La Torres continua a muoversi su due binari paralleli: il lavoro sul campo e le operazioni necessarie per completare la rosa affidata ad Alfonso Greco. Terminato il ritiro precampionato di Buddusò, lo staff tecnico rossoblù ha iniziato a raccogliere indicazioni più precise dagli allenamenti e dalla prima amichevole disputata contro l’Alghero.
La preparazione estiva non rappresenta soltanto il periodo nel quale aumentare i carichi atletici e ritrovare progressivamente la migliore condizione. Le settimane che precedono l’inizio della stagione servono anche a valutare la compatibilità dei singoli con il progetto tecnico, definire le gerarchie e individuare gli eventuali interventi da effettuare sul mercato.

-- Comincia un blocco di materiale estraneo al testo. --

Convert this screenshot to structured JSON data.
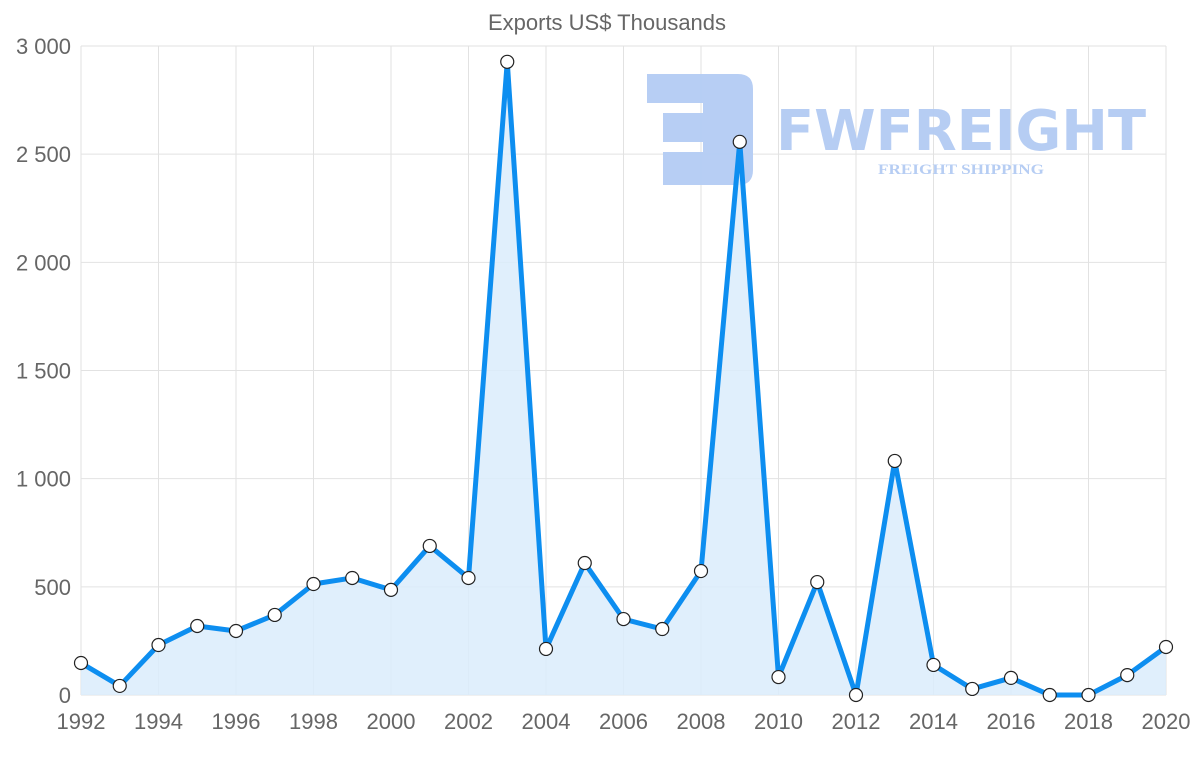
{
  "watermark": {
    "brand": "FWFREIGHT",
    "tagline": "FREIGHT SHIPPING"
  },
  "colors": {
    "line": "#0d8ef0",
    "fill": "#dbecfc",
    "grid": "#e2e2e2",
    "text": "#666666",
    "watermark": "#b3cbf3"
  },
  "chart_data": {
    "type": "area",
    "title": "Exports US$ Thousands",
    "xlabel": "",
    "ylabel": "",
    "x": [
      1992,
      1993,
      1994,
      1995,
      1996,
      1997,
      1998,
      1999,
      2000,
      2001,
      2002,
      2003,
      2004,
      2005,
      2006,
      2007,
      2008,
      2009,
      2010,
      2011,
      2012,
      2013,
      2014,
      2015,
      2016,
      2017,
      2018,
      2019,
      2020
    ],
    "series": [
      {
        "name": "Exports US$ Thousands",
        "values": [
          148,
          42,
          231,
          319,
          296,
          370,
          513,
          541,
          486,
          689,
          541,
          2927,
          213,
          610,
          351,
          305,
          573,
          2557,
          83,
          522,
          0,
          1082,
          139,
          28,
          79,
          0,
          0,
          92,
          222
        ]
      }
    ],
    "xlim": [
      1992,
      2020
    ],
    "ylim": [
      0,
      3000
    ],
    "x_ticks": [
      "1992",
      "1994",
      "1996",
      "1998",
      "2000",
      "2002",
      "2004",
      "2006",
      "2008",
      "2010",
      "2012",
      "2014",
      "2016",
      "2018",
      "2020"
    ],
    "y_ticks": [
      "0",
      "500",
      "1 000",
      "1 500",
      "2 000",
      "2 500",
      "3 000"
    ],
    "y_tick_values": [
      0,
      500,
      1000,
      1500,
      2000,
      2500,
      3000
    ],
    "grid": true,
    "legend": "none"
  }
}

In casa Torres, uno dei reparti che sembra offrire maggiori certezze è quello offensivo. La società può infatti contare su diversi profili già conosciuti, ai quali si aggiungono giocatori intenzionati a ritagliarsi un ruolo più importante.
Sorrentino e Di Stefano restano punti di riferimento
La posizione di Daniele Sorrentino e Lorenzo Di Stefano appare abbastanza definita. I due attaccanti non hanno preso parte al test contro l’Alghero, ma la loro assenza non sembrerebbe collegata a possibili valutazioni di mercato.
Entrambi dovrebbero continuare a rappresentare elementi centrali dell’attacco rossoblù. Le loro caratteristiche possono offrire ad Alfonso Greco soluzioni differenti e, allo stesso tempo, complementari. Sorrentino garantisce presenza offensiva, capacità di lavorare vicino alla porta e partecipazione alla manovra, mentre Di Stefano può offrire mobilità e attacchi alla profondità.
La continuità della coppia consentirebbe alla Torres di ripartire da una base già conosciuta, evitando di rivoluzionare completamente un reparto delicato come quello avanzato.
Più incerto, invece, il futuro di Luca Bonin. L’attaccante, impiegato con minore continuità nella passata stagione, viene indicato tra i possibili partenti. Una sua eventuale uscita potrebbe liberare spazio nelle gerarchie e modificare la composizione definitiva del reparto.
Sanat prova a convincere Alfonso Greco
Tra le note più interessanti emerse nella prima fase del precampionato figura Mohamed Ayman Sanat. L’attaccante classe 2002 ha realizzato una doppietta contro l’Alghero, mostrando buoni segnali nella protezione del pallone e nella precisione delle conclusioni.
La preparazione estiva può rappresentare per lui un passaggio decisivo. Dopo un percorso non sempre lineare, Sanat ha l’opportunità di conquistare la fiducia di Greco e dimostrare di poter diventare una risorsa concreta per la nuova Torres.
Le amichevoli delle prossime settimane serviranno a capire se l’attaccante riuscirà a confermare le prime impressioni positive e a trovare quella continuità necessaria per competere stabilmente per un posto.
L’esperienza di Scotto completa il reparto
Nel mosaico offensivo rossoblù trova spazio anche Luigi Scotto, destinato a garantire qualità, esperienza e conoscenza dell’ambiente. Il suo legame con la Torres e con la piazza sassarese può rappresentare un valore aggiunto, sia dentro sia fuori dal campo.
Il reparto offensivo appare dunque già ricco di alternative. Sorrentino e Di Stefano si candidano alla conferma, Sanat prova a guadagnare terreno e Scotto assicura maturità e affidabilità.
La costruzione della rosa non è ancora conclusa e il mercato potrebbe riservare ulteriori movimenti. Tuttavia, mentre la difesa sembra destinata a subire qualche cambiamento, l’attacco della Torres 2026-2027 comincia già ad assumere una fisionomia riconoscibile. Il puzzle rossoblù è ancora aperto, ma nella zona offensiva diversi tasselli sembrano già vicini alla loro collocazione definitiva.